Enfim, providenciar todos os cuidados requeridos e necessários, inerentes a uma pequena tropa de três equídeos. E ele o fazia muito bem!!!
À medida que o tempo foi passando, desconfiei que o Zé estava conversando com os três animais, principalmente quando raspava e escovava a pelagem deles.
Quando arriava ou desarriava o cavalo, antes e depois de minhas costumeiras cavalgadas aos sábados, e mesmo quando, eventualmente, curava algum deles, parecia falar alguma coisa no pé da orelha do animal.
-Ô Zé, ando desconfiado de que você está conversando com meus cavalos. Tô certo??!! Tá mesmo??!!
Ele, surpreso, espantado, assustado, redarguiu de imediato:
-Qué isso Sô Gil!! Qué isso Sô Gil!! De jeito nenhum.

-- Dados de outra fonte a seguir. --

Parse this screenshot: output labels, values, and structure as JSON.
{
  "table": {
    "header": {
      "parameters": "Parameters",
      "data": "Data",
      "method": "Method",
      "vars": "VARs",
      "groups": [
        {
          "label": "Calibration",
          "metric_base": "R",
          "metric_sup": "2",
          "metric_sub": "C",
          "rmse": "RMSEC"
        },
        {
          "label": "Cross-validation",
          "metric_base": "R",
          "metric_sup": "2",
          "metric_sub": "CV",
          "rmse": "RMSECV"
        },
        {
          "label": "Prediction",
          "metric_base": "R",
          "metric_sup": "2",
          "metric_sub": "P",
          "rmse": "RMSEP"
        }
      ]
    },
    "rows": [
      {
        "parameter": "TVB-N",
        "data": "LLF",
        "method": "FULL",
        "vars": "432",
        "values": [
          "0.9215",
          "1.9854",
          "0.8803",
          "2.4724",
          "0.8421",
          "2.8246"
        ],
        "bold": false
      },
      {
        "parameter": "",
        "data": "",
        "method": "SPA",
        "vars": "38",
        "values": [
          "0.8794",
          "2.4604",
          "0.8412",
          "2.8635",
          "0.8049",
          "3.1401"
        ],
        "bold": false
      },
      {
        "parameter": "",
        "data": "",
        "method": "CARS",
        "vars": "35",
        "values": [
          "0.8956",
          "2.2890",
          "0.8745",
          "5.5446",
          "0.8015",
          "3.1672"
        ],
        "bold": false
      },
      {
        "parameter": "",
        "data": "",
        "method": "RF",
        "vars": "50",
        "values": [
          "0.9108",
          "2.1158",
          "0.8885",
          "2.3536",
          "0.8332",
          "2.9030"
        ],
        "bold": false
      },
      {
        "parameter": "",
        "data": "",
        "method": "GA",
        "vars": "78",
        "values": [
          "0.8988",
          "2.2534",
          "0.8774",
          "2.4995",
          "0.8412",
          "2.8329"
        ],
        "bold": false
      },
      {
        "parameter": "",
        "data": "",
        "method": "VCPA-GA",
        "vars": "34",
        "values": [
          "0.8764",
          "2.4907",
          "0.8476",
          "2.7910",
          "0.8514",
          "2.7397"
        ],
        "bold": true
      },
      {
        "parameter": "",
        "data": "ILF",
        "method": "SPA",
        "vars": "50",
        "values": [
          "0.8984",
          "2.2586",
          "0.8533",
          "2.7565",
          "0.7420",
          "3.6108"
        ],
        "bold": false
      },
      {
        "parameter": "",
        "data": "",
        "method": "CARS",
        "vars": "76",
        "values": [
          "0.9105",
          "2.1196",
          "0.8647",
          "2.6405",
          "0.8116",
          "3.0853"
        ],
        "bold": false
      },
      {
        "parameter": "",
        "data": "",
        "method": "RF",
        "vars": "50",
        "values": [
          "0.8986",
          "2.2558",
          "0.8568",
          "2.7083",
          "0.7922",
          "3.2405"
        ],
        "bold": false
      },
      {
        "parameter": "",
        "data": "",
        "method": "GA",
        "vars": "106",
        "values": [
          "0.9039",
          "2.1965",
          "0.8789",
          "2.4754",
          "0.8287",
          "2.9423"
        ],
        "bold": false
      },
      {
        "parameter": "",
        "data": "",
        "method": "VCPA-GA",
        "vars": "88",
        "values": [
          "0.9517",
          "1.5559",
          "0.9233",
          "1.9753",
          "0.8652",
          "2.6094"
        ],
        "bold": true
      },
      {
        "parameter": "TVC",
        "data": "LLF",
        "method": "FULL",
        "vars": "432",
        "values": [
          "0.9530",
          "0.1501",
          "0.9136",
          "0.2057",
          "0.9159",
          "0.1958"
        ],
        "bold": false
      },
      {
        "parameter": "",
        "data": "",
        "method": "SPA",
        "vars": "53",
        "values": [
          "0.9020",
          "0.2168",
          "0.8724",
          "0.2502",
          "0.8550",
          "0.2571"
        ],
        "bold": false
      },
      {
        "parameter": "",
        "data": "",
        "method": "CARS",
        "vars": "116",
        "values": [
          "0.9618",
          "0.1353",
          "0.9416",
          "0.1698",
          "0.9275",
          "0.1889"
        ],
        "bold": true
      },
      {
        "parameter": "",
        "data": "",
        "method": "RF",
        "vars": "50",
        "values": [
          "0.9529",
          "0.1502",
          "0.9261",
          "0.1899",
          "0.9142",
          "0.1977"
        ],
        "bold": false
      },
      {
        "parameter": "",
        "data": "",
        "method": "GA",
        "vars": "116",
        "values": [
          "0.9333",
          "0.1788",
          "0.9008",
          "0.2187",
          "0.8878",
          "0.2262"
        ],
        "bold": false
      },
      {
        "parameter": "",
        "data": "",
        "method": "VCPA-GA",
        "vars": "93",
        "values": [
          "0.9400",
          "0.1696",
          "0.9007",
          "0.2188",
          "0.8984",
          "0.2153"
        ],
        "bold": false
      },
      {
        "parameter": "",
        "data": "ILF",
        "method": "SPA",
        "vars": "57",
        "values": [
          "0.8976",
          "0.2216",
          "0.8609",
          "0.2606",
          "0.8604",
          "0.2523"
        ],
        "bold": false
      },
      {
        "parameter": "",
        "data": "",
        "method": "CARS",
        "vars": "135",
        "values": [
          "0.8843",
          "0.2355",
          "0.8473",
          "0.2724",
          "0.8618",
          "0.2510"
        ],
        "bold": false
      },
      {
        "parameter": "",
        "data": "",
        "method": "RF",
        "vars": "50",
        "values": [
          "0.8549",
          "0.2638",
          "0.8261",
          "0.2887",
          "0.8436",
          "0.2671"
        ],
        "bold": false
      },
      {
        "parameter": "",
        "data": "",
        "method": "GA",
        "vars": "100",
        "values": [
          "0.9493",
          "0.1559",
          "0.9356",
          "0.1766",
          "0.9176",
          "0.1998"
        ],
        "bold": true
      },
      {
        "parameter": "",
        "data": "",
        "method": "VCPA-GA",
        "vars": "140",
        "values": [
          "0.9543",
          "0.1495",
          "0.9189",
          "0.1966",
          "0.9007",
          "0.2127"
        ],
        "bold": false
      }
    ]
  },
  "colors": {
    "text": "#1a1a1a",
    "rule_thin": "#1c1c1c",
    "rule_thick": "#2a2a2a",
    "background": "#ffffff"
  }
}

O Sr. pode ficar “sussegado”, que num tô ficando loco, não!! Impressão sua!!
-Calma Zé, calma, calma!! Se você estiver conversando com os meus animais, para mim, não tem nenhum problema, até acho normal e muito bom, porque eu também converso com eles, sempre que posso.
-E tem mais, Zé. O meu cavalo, não só presta muita atenção no que falo, como também me responde!!! Bão de papo, esse cavalinho, sô!!
-Qué isso Sô Gil!! Qué isso Sô Gil!! O Sr. tá falando sério, ou só tá brincando cumigo??!!
-Tô falando sério, Zé!! Quando converso com o cavalo, ele presta muita atenção, e responde do jeitinho dele!! Tanto é que considero ele um amigão de confiança. Ele já conhece todos os segredos da minha alma!!
-E tem mais, Zé!! Também converso com os passarinhos, com os insetos, com as árvores, com as flores, com o sol, com a lua, com as nuvens, com o vento…. Na verdade, converso com tudo que Deus criou. Para mim, todos têm vida, até a terra tem vida!!!
-Qué isso Sô Gil!! Qué isso Sô Gil!! Fala sério!!
-Zé, quando eu cavalgo, vou cumprimentando tudo que encontro pelo caminho Dou graças a Deus, pela vida de cada um deles. Eu começo aqui em baixo, com os macacos sauás e com os miquinhos da bananeiras.
-Ah!! Então é por isso que o Sr. para de baixo da árvore da casa grande, e fica falando: uh!, uh!, uh! e depois assovia baixinho?? Sempre achei isso muito esquisito.
-É Zé, eu tô falando, bom dia!! macaco sauá, bom dia miquinhos.
-E reafirmo para eles, a alegria de vê-los em bandos livres e com saúde, e o meu compromisso com a proteção deles. Aproveito para dar Graças a Deus pelas obras da criação, e pela chance de contemplar tamanha beleza!!
Lá no alto do terreiro, eu paro embaixo da árvore que tem ninho de “João Graveto”, cumprimento a árvore, agradeço-a por abrigar a passarinhada, e congratulo-me com toda a ninhada do passarinho, desejando-lhes um bom dia, bem como, reafirmo minha admiração pelo magnífico ninho de gravetos, que nenhuma mão humana consegue fazer igual.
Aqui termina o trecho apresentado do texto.